R is actually not very good at number crunching, for several reasons. But it's excellent when doing statistics on the already-preprocessed data.
Using tapply and part of another recent post:
DF = data.frame(ID=rep(c("a","b"),each=6), T1=rep(1:2,each=3), T2=c(1,2,3), Data1=c(1:12))
EDIT: Actually, most of the original function is redundant and was intended for something else.
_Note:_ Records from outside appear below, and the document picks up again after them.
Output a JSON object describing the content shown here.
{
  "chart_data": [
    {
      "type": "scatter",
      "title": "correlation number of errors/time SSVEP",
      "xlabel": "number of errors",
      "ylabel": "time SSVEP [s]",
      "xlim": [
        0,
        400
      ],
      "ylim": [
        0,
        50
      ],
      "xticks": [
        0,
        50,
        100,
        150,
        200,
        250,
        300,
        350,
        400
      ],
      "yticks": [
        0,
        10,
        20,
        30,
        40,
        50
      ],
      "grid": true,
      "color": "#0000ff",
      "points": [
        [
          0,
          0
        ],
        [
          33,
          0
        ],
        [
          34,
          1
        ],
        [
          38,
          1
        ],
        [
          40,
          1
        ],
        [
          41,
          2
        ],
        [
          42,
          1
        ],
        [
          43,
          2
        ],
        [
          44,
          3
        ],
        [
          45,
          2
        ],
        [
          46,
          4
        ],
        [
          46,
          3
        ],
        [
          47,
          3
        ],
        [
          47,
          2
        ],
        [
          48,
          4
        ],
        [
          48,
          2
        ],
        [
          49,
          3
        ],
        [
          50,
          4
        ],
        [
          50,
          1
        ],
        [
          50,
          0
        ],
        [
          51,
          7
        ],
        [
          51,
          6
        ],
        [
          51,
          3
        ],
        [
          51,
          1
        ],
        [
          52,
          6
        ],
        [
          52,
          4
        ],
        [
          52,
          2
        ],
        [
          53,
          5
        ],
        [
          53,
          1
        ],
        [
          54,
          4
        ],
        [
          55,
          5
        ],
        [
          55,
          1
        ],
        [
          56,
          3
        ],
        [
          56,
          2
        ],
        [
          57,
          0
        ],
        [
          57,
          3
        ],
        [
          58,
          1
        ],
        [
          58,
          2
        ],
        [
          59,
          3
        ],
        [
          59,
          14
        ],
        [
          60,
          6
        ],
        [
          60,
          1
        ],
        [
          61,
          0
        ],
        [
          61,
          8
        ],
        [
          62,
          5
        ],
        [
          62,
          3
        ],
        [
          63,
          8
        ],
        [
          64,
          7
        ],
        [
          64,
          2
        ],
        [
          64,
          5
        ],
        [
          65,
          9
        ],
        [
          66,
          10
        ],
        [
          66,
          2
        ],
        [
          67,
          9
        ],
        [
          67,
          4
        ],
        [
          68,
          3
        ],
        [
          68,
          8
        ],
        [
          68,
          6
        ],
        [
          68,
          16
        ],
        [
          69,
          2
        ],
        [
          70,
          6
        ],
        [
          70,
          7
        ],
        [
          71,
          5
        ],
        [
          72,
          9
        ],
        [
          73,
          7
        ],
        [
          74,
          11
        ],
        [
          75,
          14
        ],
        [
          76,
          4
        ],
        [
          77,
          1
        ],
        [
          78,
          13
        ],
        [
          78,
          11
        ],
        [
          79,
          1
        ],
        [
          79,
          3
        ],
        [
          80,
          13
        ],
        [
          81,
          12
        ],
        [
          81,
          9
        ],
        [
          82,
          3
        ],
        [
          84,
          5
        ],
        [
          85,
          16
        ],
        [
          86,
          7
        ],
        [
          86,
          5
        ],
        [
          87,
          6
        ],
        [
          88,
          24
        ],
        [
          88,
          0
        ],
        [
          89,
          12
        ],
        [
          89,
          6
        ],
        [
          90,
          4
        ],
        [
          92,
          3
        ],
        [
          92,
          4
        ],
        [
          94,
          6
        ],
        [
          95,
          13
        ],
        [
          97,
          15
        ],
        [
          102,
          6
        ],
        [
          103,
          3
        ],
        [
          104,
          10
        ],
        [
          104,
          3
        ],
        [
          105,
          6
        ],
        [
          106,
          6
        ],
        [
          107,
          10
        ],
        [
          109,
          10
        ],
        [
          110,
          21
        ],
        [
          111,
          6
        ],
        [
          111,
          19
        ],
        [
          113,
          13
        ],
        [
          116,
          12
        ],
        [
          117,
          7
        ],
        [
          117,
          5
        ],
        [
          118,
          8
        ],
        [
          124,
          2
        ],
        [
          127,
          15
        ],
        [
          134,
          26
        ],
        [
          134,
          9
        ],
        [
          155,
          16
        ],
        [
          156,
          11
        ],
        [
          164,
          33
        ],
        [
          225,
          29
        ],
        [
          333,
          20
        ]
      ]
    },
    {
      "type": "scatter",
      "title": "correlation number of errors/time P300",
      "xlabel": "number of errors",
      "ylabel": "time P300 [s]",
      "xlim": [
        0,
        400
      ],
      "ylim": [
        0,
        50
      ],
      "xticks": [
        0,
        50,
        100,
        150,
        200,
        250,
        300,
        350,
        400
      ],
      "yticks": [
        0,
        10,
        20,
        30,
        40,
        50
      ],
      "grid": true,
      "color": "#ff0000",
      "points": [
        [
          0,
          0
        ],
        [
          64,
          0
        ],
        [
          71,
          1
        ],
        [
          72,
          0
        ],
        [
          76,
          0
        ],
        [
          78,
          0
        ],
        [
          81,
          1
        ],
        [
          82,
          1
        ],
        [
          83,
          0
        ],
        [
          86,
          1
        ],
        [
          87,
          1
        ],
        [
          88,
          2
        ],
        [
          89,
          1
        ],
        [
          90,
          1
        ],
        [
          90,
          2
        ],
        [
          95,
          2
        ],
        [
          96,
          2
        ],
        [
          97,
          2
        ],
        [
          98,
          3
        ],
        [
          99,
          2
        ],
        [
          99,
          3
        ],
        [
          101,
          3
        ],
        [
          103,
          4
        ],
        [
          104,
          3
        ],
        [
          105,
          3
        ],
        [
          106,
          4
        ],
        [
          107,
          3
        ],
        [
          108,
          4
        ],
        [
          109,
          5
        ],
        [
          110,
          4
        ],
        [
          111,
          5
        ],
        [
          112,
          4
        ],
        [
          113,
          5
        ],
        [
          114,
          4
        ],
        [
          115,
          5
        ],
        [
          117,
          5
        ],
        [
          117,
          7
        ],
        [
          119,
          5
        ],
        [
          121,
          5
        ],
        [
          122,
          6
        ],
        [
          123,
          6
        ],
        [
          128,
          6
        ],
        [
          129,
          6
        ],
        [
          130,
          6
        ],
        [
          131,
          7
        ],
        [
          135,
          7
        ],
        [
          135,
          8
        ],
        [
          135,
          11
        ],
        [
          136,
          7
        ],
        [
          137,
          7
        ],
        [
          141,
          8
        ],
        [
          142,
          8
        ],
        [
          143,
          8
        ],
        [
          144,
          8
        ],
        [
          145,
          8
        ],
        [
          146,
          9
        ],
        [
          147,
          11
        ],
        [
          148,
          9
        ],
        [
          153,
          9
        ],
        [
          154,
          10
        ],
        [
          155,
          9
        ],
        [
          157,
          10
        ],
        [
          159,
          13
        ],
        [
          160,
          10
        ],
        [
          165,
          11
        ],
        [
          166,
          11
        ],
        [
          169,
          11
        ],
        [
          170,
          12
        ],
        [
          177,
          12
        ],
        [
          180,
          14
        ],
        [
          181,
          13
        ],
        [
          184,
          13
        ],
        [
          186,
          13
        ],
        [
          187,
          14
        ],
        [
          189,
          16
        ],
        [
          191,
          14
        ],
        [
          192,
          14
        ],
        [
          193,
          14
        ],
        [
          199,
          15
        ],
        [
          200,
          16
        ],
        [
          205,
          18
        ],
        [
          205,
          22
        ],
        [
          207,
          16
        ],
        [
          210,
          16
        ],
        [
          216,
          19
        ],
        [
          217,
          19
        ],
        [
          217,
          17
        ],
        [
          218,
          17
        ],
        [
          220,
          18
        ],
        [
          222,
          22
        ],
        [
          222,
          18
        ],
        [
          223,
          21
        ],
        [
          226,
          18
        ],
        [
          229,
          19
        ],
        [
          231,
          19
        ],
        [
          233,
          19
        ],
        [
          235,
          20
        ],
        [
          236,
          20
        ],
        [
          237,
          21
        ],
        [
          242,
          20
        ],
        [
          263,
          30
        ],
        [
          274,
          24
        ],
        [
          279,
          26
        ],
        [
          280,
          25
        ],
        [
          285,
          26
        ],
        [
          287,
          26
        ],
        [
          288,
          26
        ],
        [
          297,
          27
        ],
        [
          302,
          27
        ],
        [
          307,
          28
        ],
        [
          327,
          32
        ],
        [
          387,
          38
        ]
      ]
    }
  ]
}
Here, simplified:
ansMat <- tapply(DF$Data1, DF[, c("ID", "T1")], mean)
i <- cbind(match(DF$ID, rownames(ansMat)), match(DF$T2, colnames(ansMat)))
DF<-cbind(DF,Data2 = ansMat[i])
# ansMat<-tapply(seq_len(nrow(DF)), DF[, c("ID", "T1")], function(x) {
# curSub <- DF[x, ]
# myIndex <- which(DF$T2 == curSub$T1 & DF$ID == curSub$ID)
# meanData1 <- mean(curSub$Data1)
# return(meanData1 = meanData1)
# })
The trick was doing tapply over ID and T1 instead of ID and T2. Anything speedier?